Nordkirche richtet eine „Unabhängige Ansprechstelle“ ein

Ahrensburg/Travemünde. Worte wie „Scham“ und „wir sind fassungslos“ waren am Freitag in einem Travemünder Hotel häufiger zu hören. Dort traf sich das Parlament (Synode) der Evangelisch-Lutherischen Kirche in Norddeutschland. Erneut mussten sich die Kirchenparlamentarier mit einem der größten kirchlichen Missbrauchsskandale befassen. Es war Bischöfin Kirsten Fehrs, die am Vormittag ans Rednerpult schritt, um über Konsequenzen zu sprechen. Schließlich hatte die Unabhängige Expertenkommission ihren Abschlussbericht vorgelegt. Er dokumentiert 16 sexuelle Missbrauchsfälle, die sich in einem Zeitraum von 30 Jahren in einer Ahrensburger sowie weiteren Kirchengemeinden ereignet hatten. Die Expertenkommission gab 155 Empfehlungen. Die Kirche reagierte mit einem Zehn-Punkte-Plan. Ein Vorhaben ist jetzt umgesetzt.

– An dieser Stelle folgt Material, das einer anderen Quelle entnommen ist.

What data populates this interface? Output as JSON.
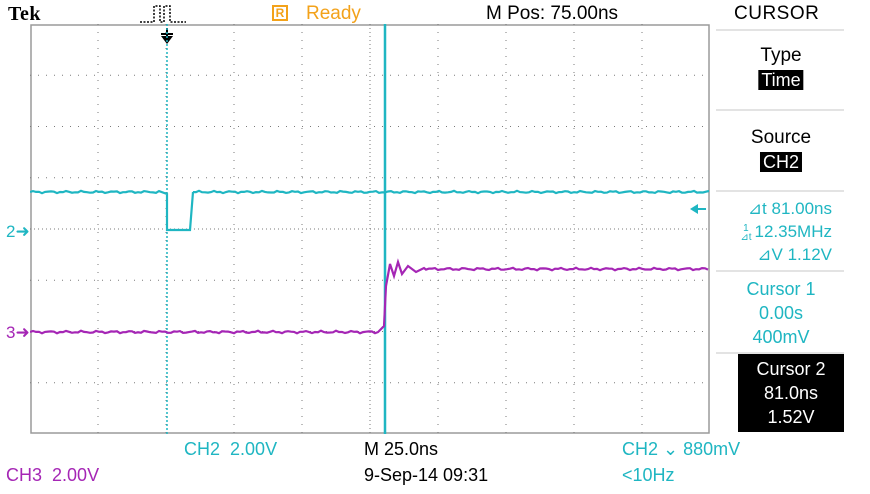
{
  "top_bar": {
    "brand": "Tek",
    "trigger_icon": "trigger-pulse-icon",
    "acq_state_icon": "R",
    "acq_state": "Ready",
    "m_pos": "M Pos: 75.00ns",
    "menu_title": "CURSOR"
  },
  "side_menu": {
    "type_label": "Type",
    "type_value": "Time",
    "source_label": "Source",
    "source_value": "CH2",
    "delta_t": "⊿t 81.00ns",
    "inv_delta_t": "12.35MHz",
    "delta_v": "⊿V 1.12V",
    "cursor1": {
      "label": "Cursor 1",
      "time": "0.00s",
      "volts": "400mV"
    },
    "cursor2": {
      "label": "Cursor 2",
      "time": "81.0ns",
      "volts": "1.52V"
    }
  },
  "channel_markers": {
    "ch2": "2",
    "ch3": "3"
  },
  "bottom_bar": {
    "ch2_label": "CH2",
    "ch2_scale": "2.00V",
    "timebase": "M 25.0ns",
    "trigger_readout": "CH2 ⌄ 880mV",
    "ch3_label": "CH3",
    "ch3_scale": "2.00V",
    "datetime": "9-Sep-14 09:31",
    "trigger_freq": "<10Hz"
  },
  "colors": {
    "ch2": "#1fb6c2",
    "ch3": "#a526b5",
    "status": "#f3a21a",
    "grid": "#7a7a7a"
  }
}
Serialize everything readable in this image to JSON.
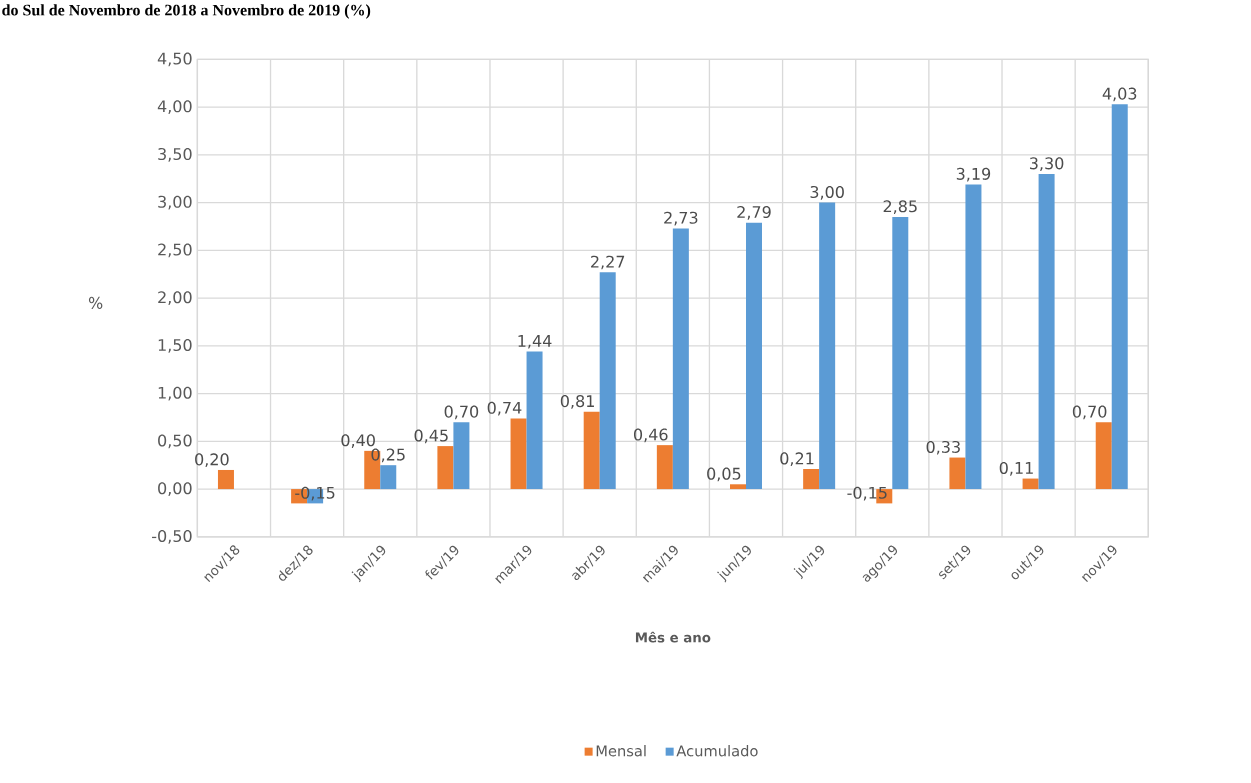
{
  "chart_data": {
    "type": "bar",
    "title": "do Sul de Novembro de 2018 a Novembro de 2019 (%)",
    "xlabel": "Mês e ano",
    "ylabel": "%",
    "categories": [
      "nov/18",
      "dez/18",
      "jan/19",
      "fev/19",
      "mar/19",
      "abr/19",
      "mai/19",
      "jun/19",
      "jul/19",
      "ago/19",
      "set/19",
      "out/19",
      "nov/19"
    ],
    "series": [
      {
        "name": "Mensal",
        "color": "#ed7d31",
        "values": [
          0.2,
          -0.15,
          0.4,
          0.45,
          0.74,
          0.81,
          0.46,
          0.05,
          0.21,
          -0.15,
          0.33,
          0.11,
          0.7
        ],
        "value_labels": [
          "0,20",
          null,
          "0,40",
          "0,45",
          "0,74",
          "0,81",
          "0,46",
          "0,05",
          "0,21",
          "-0,15",
          "0,33",
          "0,11",
          "0,70"
        ]
      },
      {
        "name": "Acumulado",
        "color": "#5b9bd5",
        "values": [
          null,
          -0.15,
          0.25,
          0.7,
          1.44,
          2.27,
          2.73,
          2.79,
          3.0,
          2.85,
          3.19,
          3.3,
          4.03
        ],
        "value_labels": [
          null,
          "-0,15",
          "0,25",
          "0,70",
          "1,44",
          "2,27",
          "2,73",
          "2,79",
          "3,00",
          "2,85",
          "3,19",
          "3,30",
          "4,03"
        ]
      }
    ],
    "ylim": [
      -0.5,
      4.5
    ],
    "yticks": [
      {
        "value": -0.5,
        "label": "-0,50"
      },
      {
        "value": 0,
        "label": "0,00"
      },
      {
        "value": 0.5,
        "label": "0,50"
      },
      {
        "value": 1,
        "label": "1,00"
      },
      {
        "value": 1.5,
        "label": "1,50"
      },
      {
        "value": 2,
        "label": "2,00"
      },
      {
        "value": 2.5,
        "label": "2,50"
      },
      {
        "value": 3,
        "label": "3,00"
      },
      {
        "value": 3.5,
        "label": "3,50"
      },
      {
        "value": 4,
        "label": "4,00"
      },
      {
        "value": 4.5,
        "label": "4,50"
      }
    ],
    "grid": true,
    "legend": "bottom"
  }
}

Konkret geht es um die „Unabhängige Ansprechstelle bei Fragen sexualisierter Gewalt und Grenzverletzungen“ (UNA). Ab sofort können sich dort Opfer, ihre Angehörigen und Zeugen bei der Elmshorner Initiative Wendepunkt melden. Der Verein ist seit 20 Jahren auf Interventionen bei sexualisierter Gewalt spezialisiert. Die Organisation mit ihren 34 Mitarbeitern übernimmt in den nächsten vier Jahren die Arbeit einer Ansprechstelle. Dafür erhält sie jährlich 25.000 Euro von der Nordkirche. Wie Wendepunkt-Geschäftsführerin Ingrid Kohlschmitt sagte, gibt es nunmehr ein niedrigschwelliges und anonymes Angebot. Die Gespräche finden „unabhängig von der Kirche“ statt. Wer sich per Telefon oder Mail melde, werde über die weiteren Schritte beraten. „Wir prüfen die strafrechtliche Relevanz und geben eine erste Orientierung. Therapeutische Hilfe leisten wir nicht“, betonte Kohlschmitt. Bischöfin Fehrs zeigte sich erneut betroffen vom Ausmaß des „Systems Missbrauch“ in der Kirche. „Wir sind auch als Institution schuldig geworden“, sagte sie.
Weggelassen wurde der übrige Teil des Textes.